Подняться с кровати Калачникову удалось лишь благодаря огромному усилию воли. Чистя зубы, принимая душ, Петр думал о том, что с его стороны было большой авантюрой ввязаться в дело, требовавшее ежедневных многочасовых тренировок в течение нескольких месяцев. Такой режим был бы непростым даже для профессиональных спортсменов, а что уж говорить о нем, любителе. Когда-нибудь его уже немолодой организм должен был забастовать, выбросить белый флаг.

После завтрака Калачников залег на диване в гостиной, намереваясь не вставать с него вплоть до того времени, когда надо будет ехать на очередную репетицию. Единственное, что он сделал, — позвонил Волкогоновой, чтобы уточнить, где и во сколько ее подобрать, и Марина его немного обрадовала: оказалось, что ей нужно съездить в библиотеку за книгами для своей диссертации и она уже выходит из дома, ну а потом ей проще будет своим ходом добраться до телецентра.

В том разобранном физическом состоянии, в котором находился в это утро Калачников, даже такое незначительное сокращение обязанностей доставило ему удовольствие. Если не надо было ехать за Волкогоновой, значит, на диване можно было поваляться на час дольше. Но одновременно это означало и дополнительный час самокопаний, обычных для него в последнее время.

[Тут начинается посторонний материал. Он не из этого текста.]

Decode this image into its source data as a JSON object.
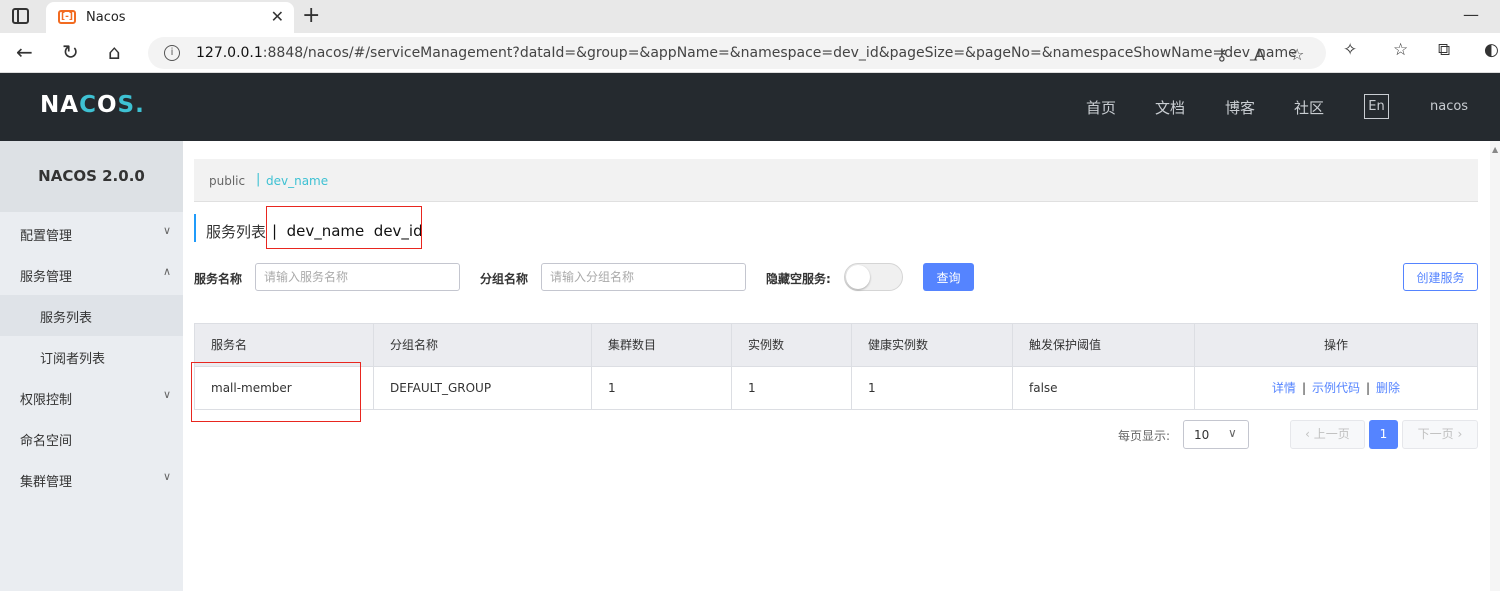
{
  "browser": {
    "tab_title": "Nacos",
    "tab_favicon": "[-]",
    "url_host": "127.0.0.1",
    "url_rest": ":8848/nacos/#/serviceManagement?dataId=&group=&appName=&namespace=dev_id&pageSize=&pageNo=&namespaceShowName=dev_name"
  },
  "header": {
    "logo": [
      "NA",
      "C",
      "O",
      "S."
    ],
    "nav": [
      "首页",
      "文档",
      "博客",
      "社区"
    ],
    "lang": "En",
    "user": "nacos"
  },
  "sidebar": {
    "title": "NACOS 2.0.0",
    "items": [
      {
        "label": "配置管理"
      },
      {
        "label": "服务管理"
      },
      {
        "label": "服务列表"
      },
      {
        "label": "订阅者列表"
      },
      {
        "label": "权限控制"
      },
      {
        "label": "命名空间"
      },
      {
        "label": "集群管理"
      }
    ]
  },
  "breadcrumb": {
    "public": "public",
    "sep": "|",
    "current": "dev_name"
  },
  "page": {
    "title": "服务列表",
    "namespace_info": "|  dev_name  dev_id"
  },
  "filters": {
    "service_label": "服务名称",
    "service_placeholder": "请输入服务名称",
    "group_label": "分组名称",
    "group_placeholder": "请输入分组名称",
    "hide_empty_label": "隐藏空服务:",
    "hide_empty_on": false,
    "query_button": "查询",
    "create_button": "创建服务"
  },
  "table": {
    "columns": [
      "服务名",
      "分组名称",
      "集群数目",
      "实例数",
      "健康实例数",
      "触发保护阈值",
      "操作"
    ],
    "rows": [
      {
        "service": "mall-member",
        "group": "DEFAULT_GROUP",
        "clusters": "1",
        "instances": "1",
        "healthy": "1",
        "threshold": "false",
        "actions": [
          "详情",
          "示例代码",
          "删除"
        ]
      }
    ]
  },
  "pagination": {
    "per_page_label": "每页显示:",
    "page_size": "10",
    "prev": "上一页",
    "current": "1",
    "next": "下一页"
  },
  "colors": {
    "primary": "#5584ff",
    "header_bg": "#252a2f",
    "accent": "#3ec1d3",
    "annotation": "#e8261f"
  }
}
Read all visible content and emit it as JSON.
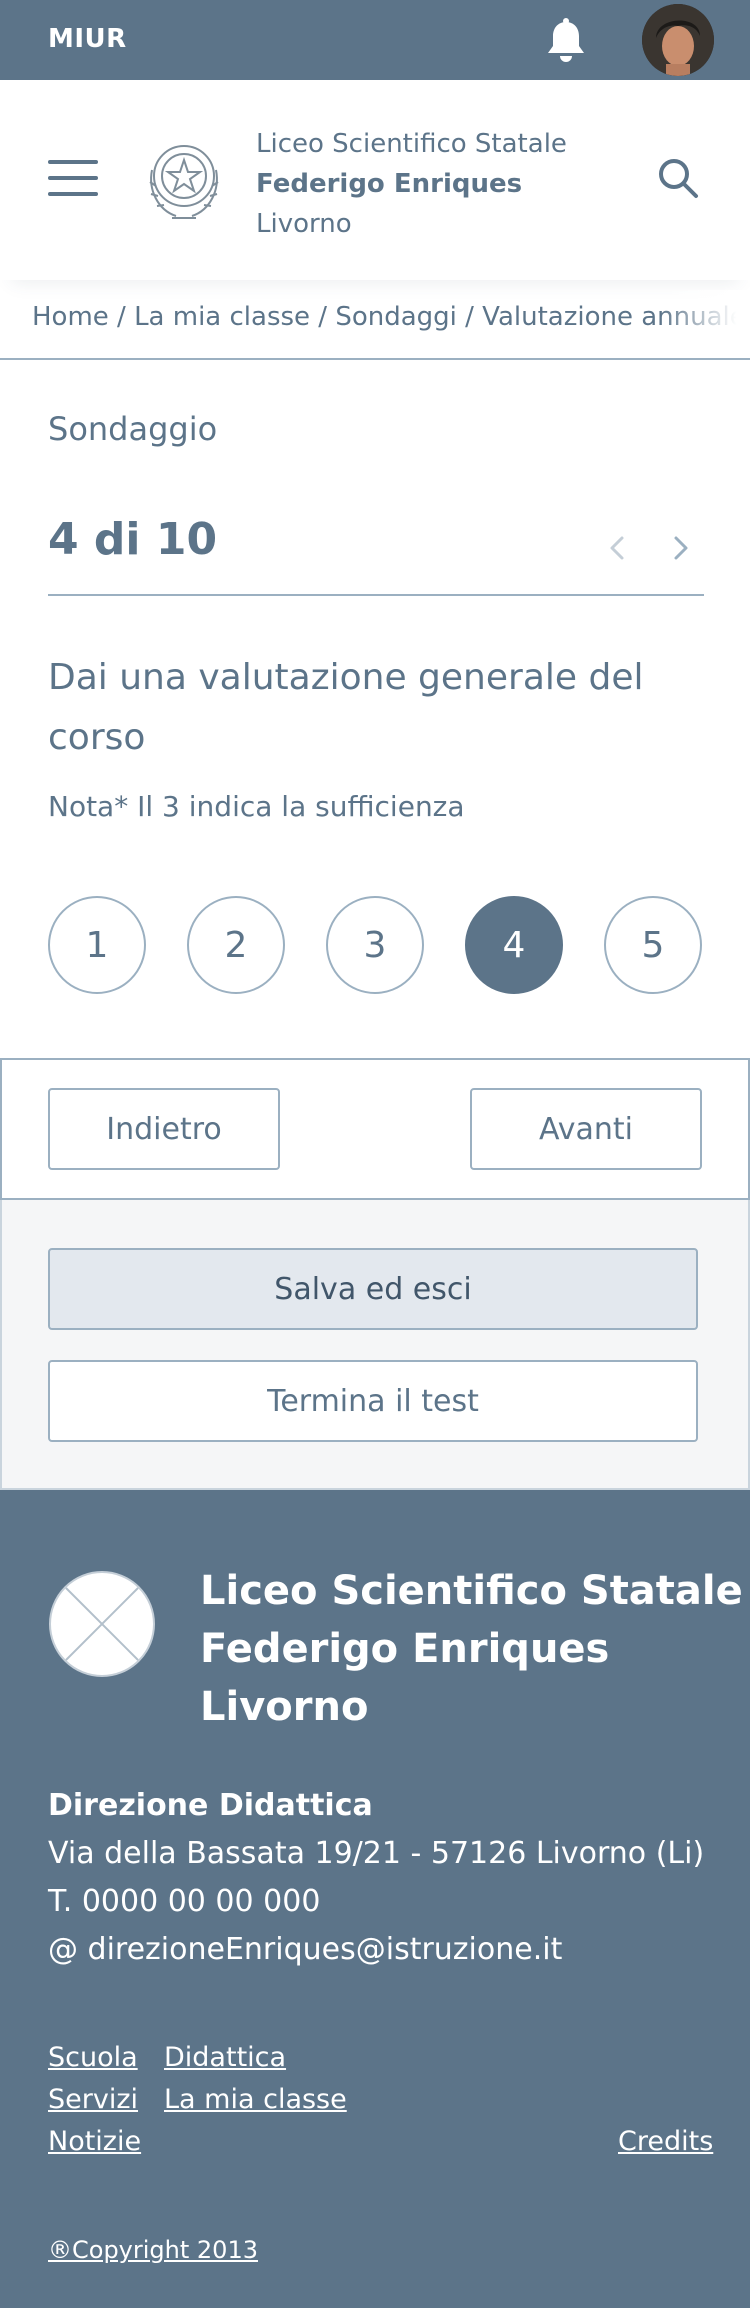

Что-то сломалось в его размеренной, счастливой прежде жизни. И дело было даже не в том, что вскоре он мог лишиться привычной — двадцать лет в эфире — и весьма доходной работы на телевидении. Он вдруг засомневался: действительно ли стоит держаться за нее всеми возможными способами?! А если брать шире, то Калачников все чаще стал задумываться о своих непростых взаимоотношениях с шоу-бизнесом.

Ранее он однозначно считал, что шоубиз позволяет ему получать от жизни максимально много. И этот вывод вроде бы даже не требовал доказательств: Калачников никогда не имел проблем с деньгами, менял шлюх почти так же часто, как носовые платки, не сходил со страниц «желтой прессы» и не вылезал со светских вечеринок. Теперь же Петр не мог избавиться от мысли, что шоубиз у него гораздо больше взял, чем дал.

Был в жизни Калачникова один эпизод, о котором он никогда и никому не рассказывал, но который никак не мог забыть. Примерно через год-полтора после того, как Петр снялся в «Водовороте», ему позвонил режиссер этой картины и пригласил поучаствовать в его новом фильме. Сценарий был отличный, предлагаемая роль — выше всяких похвал, но для съемок надо было на полгода уехать в Сибирь, жить в палатке, кормить собой комаров. А Калачников тогда уже вел две телепрограммы, что требовало почти постоянного присутствия в Москве, и после недолгих и не очень мучительных колебаний он отказался.

Но когда фильм вышел и Петр посмотрел картину, в сердце у него засела крупная заноза. Конечно, со временем острота боли притупилась, однако теперь Калачников все чаще вспоминал этот случай и думал, что еще важного он пропустил в мелкотравчатой суете? И главное, каких еще жертв потребует от него шоубиз? Еще одного замечательного фильма? Вряд ли. На съемки его давно уже никто не приглашал, даже на совсем маленькие, второстепенные роли. Тогда, может быть, на алтарь дешевой популярности он должен будет положить здоровье? Так его уже нет. И Петр весь холодел от мысли, что этой жертвой может стать Марина! Она и шоу-бизнес были просто несовместимы, и рано или поздно ему придется выбирать.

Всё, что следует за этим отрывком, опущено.